One of my favorite songs on the album was about two warhorses, "The Union Mare and the Confederate Grey" (click to listen). Kennerly betrays his roots by using "grey" instead of "gray," which is how we usually spell it down South.
But the greater faux pas in the song is in the way Waylon Jennings sang it. In an otherwise outstanding performance, he pronounced cavalry as calvary:
Two horses were trotting. They pranced and they ran.
Each one was commanded by a calvary man.
Two horses stood grazing where their dead riders lay.
A Union mare and a Confederate grey.
They nuzzled each other, as they teased and had fun.
They bathed in the warm rays of the old Southern sun.
No more senseless orders for them to obey.
So they acted like lovers, this mare and this grey.
Now these are such sad times that we're all living in.
For killing your brother is the mightiest sin.
How happy we'd be if we acted the way
of the Union mare and the Confederate grey.
Two horses were trotting. They pranced and they ran.

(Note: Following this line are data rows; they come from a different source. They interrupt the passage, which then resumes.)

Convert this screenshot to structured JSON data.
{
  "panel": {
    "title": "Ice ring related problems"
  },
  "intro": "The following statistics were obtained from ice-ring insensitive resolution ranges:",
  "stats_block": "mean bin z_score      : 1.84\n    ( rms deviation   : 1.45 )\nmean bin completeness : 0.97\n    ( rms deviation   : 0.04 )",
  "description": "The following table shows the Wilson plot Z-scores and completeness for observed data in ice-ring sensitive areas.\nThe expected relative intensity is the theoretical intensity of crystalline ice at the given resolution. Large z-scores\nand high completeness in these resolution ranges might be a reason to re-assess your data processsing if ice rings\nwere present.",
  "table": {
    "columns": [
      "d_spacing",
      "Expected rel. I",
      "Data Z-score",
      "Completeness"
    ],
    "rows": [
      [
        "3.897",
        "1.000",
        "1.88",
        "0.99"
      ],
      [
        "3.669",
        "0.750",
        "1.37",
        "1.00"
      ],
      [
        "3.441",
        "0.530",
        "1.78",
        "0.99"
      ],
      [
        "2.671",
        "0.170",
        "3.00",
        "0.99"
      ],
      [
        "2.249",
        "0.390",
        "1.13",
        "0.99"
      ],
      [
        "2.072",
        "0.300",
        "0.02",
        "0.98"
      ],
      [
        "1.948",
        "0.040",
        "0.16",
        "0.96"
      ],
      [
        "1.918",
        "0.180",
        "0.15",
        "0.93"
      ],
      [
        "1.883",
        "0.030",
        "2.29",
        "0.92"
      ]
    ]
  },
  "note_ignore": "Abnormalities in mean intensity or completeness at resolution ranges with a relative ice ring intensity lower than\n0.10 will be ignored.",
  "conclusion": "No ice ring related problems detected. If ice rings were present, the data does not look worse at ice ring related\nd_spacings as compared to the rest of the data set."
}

Each one was commanded by a calvary man.
Two horses stood grazing where their dead riders lay.
A Union mare and a Confederate grey.
At least when Joan Baez recorded "The Night They Drove Old Dixie Down," she got "cavalry" correct when she changed "till Stoneman's cavalry came" into "till so much cavalry came."
 It's a common mistake. The Civil War memorial in Tampa, Fla., used Calvary instead of Cavalry, and it cost the veterans' committee $1,635 to fix the cast metal plaque.

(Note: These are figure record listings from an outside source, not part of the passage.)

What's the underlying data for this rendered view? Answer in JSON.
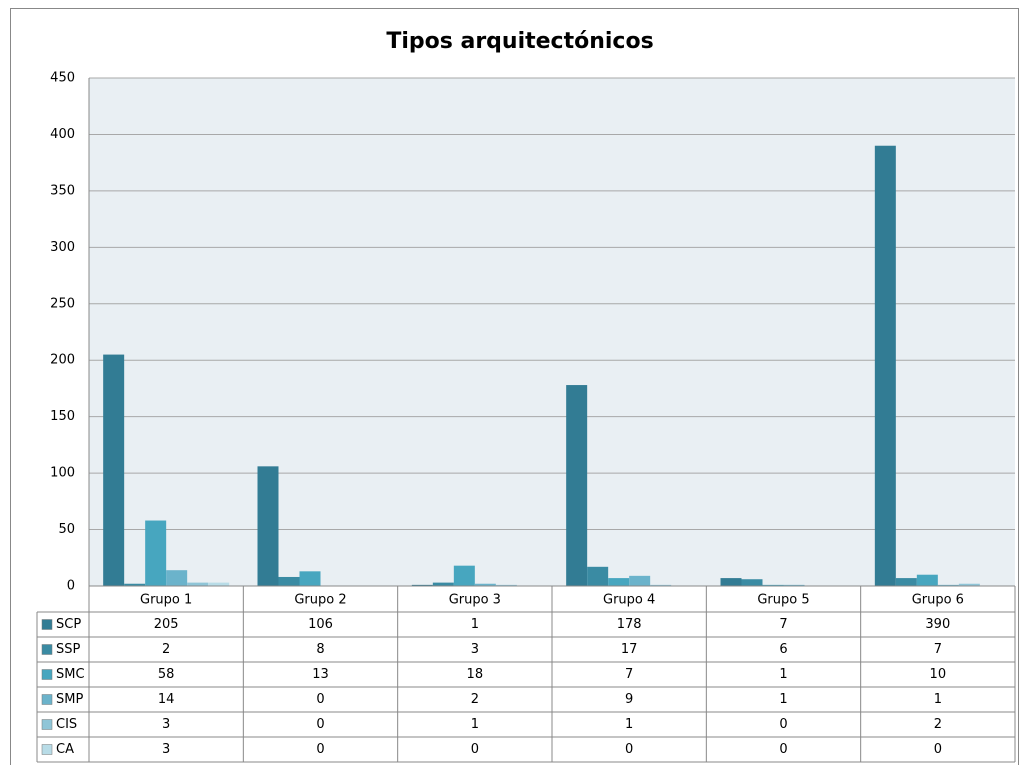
{
  "chart_data": {
    "type": "bar",
    "title": "Tipos arquitectónicos",
    "categories": [
      "Grupo 1",
      "Grupo 2",
      "Grupo 3",
      "Grupo 4",
      "Grupo 5",
      "Grupo 6"
    ],
    "series": [
      {
        "name": "SCP",
        "color": "#327c94",
        "values": [
          205,
          106,
          1,
          178,
          7,
          390
        ]
      },
      {
        "name": "SSP",
        "color": "#3a8ba3",
        "values": [
          2,
          8,
          3,
          17,
          6,
          7
        ]
      },
      {
        "name": "SMC",
        "color": "#47a6bf",
        "values": [
          58,
          13,
          18,
          7,
          1,
          10
        ]
      },
      {
        "name": "SMP",
        "color": "#6bb3cb",
        "values": [
          14,
          0,
          2,
          9,
          1,
          1
        ]
      },
      {
        "name": "CIS",
        "color": "#8fc5d7",
        "values": [
          3,
          0,
          1,
          1,
          0,
          2
        ]
      },
      {
        "name": "CA",
        "color": "#b8dce7",
        "values": [
          3,
          0,
          0,
          0,
          0,
          0
        ]
      }
    ],
    "ylim": [
      0,
      450
    ],
    "yticks": [
      0,
      50,
      100,
      150,
      200,
      250,
      300,
      350,
      400,
      450
    ],
    "grid": true,
    "data_table": true
  }
}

 Cavalry was originally misspelled on the stone that marks the site of the May 1, 1865, skirmish in northern Anderson County, S.C. Jimmy Orr, who worked with the Sons of Confederate Veterans to install the monument in 1998, says he is unsure if the error was his or the engravers. "We Baptists are obsessed with Calvary, for obvious reasons," he said.
 Toward the end of Stoneman's Raid, during the pursuit of Jefferson Davis, it is said that some of Stoneman's cavalry camped at Calvary Episcopal Church in Fletcher, N.C. This account of Gen. Stoneman sparing the church is a myth, as the general was no longer with the raid by the time they passed through Henderson County. We don't know much about the general's faith, but we do know he had a unique perspective on the desecration of Southern churches.